(sœur Bernadette)
Introduction :
Janusz Korczak, un médecin juif, a écrit à l'époque du
national-socialisme : "Quelle chance que les médecins et la police ne
puissent pas me dicter la fréquence de mes respirations par minute et la fréquence
à laquelle mon cœur a le droit de battre".[1] Par
cette réflexion, le médecin dénonce qu’un pouvoir totalitaire développe
beaucoup de manœuvres pour altérer notre liberté, mais il ne peut pas tout nous
enlever. Dans l'Évangile d'aujourd'hui, cette
situation est illustrée par la réaction des Hérodiens et des Pharisiens à
l’égard de Jésus qui guérit l’homme à la main desséchée par compassion, par
amour de son prochain.
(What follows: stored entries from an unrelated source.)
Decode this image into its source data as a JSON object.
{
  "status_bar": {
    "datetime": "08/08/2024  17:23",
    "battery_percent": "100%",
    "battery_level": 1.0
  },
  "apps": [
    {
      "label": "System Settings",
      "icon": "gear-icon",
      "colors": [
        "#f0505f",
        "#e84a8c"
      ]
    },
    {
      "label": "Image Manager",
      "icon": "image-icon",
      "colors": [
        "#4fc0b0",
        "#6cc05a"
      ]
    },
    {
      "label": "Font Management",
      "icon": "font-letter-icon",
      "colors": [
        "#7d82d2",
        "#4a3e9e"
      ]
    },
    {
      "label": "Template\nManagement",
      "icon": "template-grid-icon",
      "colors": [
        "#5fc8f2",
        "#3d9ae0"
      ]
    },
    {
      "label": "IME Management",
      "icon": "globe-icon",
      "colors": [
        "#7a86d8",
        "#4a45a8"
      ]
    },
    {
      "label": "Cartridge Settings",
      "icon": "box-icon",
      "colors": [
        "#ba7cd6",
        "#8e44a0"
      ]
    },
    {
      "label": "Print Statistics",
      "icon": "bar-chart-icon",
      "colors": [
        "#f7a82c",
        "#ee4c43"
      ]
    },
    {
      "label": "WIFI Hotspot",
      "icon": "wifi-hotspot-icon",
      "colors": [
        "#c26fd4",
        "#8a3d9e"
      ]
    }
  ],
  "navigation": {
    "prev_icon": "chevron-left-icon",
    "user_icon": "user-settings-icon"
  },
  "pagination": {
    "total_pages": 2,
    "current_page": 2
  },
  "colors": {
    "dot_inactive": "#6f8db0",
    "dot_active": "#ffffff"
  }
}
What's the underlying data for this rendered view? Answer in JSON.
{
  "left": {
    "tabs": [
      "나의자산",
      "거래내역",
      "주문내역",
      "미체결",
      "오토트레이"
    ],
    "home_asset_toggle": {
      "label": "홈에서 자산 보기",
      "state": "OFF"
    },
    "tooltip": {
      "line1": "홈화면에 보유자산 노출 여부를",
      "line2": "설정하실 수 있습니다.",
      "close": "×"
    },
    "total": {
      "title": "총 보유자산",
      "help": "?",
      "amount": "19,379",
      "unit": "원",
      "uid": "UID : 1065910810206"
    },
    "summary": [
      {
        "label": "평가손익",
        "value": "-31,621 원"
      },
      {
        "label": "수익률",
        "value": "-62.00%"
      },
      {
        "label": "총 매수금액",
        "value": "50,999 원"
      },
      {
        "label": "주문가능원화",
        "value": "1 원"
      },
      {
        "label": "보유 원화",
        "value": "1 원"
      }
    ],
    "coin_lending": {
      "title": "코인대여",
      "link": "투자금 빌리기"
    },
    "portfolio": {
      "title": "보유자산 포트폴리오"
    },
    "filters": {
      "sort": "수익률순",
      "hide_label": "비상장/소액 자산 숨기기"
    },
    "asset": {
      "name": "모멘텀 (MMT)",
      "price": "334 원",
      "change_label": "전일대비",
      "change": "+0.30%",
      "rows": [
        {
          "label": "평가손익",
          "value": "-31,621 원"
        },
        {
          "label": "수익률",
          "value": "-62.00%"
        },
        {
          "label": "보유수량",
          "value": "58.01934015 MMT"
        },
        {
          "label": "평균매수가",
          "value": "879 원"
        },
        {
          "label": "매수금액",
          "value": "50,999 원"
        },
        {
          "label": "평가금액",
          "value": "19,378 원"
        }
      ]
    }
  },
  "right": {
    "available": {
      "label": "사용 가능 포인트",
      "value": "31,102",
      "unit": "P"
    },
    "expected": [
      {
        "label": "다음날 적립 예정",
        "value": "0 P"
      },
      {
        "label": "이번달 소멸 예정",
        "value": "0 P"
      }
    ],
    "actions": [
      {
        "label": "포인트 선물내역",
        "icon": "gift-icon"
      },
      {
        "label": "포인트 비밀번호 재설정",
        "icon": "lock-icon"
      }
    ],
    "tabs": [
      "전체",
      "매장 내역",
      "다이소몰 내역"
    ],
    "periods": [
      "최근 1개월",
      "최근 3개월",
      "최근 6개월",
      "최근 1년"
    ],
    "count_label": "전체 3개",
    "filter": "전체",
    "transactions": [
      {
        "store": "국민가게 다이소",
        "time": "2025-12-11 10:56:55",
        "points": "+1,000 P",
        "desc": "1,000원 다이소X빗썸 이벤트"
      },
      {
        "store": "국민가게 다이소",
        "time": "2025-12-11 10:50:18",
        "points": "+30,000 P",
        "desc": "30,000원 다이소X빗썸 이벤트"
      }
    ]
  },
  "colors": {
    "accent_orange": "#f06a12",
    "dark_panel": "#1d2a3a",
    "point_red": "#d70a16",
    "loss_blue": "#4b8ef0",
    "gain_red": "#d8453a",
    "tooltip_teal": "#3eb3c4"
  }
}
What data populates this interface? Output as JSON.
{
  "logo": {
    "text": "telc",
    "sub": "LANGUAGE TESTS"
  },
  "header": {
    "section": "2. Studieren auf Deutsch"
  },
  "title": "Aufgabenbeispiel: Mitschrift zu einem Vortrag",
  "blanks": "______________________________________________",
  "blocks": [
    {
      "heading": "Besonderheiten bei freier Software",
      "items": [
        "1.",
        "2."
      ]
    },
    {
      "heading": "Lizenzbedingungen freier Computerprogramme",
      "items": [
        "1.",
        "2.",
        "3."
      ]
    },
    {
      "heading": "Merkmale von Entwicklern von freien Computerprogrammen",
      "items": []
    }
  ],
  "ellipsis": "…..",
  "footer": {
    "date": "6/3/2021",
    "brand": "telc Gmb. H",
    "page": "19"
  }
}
Ces ennemis de Jésus se retranchent derrière une
conception rigide de la loi : « la loi, c’est la loi ». Jésus
respecte la loi puisqu’au sabbat, il se rend à la synagogue comme ses
contradicteurs, mais il veut leur faire comprendre que la loi ne peut exclure
l’amour, la compassion, la miséricorde !
Dans la prière, demandée par
Jésus personnellement, tendons la main emplie de toutes les choses desséchées
que nous portons en nous pour qu’il nous aide à nous relever. "Dieu est surtout
et à tout moment intéressé par le bien de l'homme !"[2]
Lecture : Héb 7,1-3.15-17 // Ps 109 (110) // Marc
3,1-6
Méditation :
Laissons-nous parler l’homme avec la main desséchée ?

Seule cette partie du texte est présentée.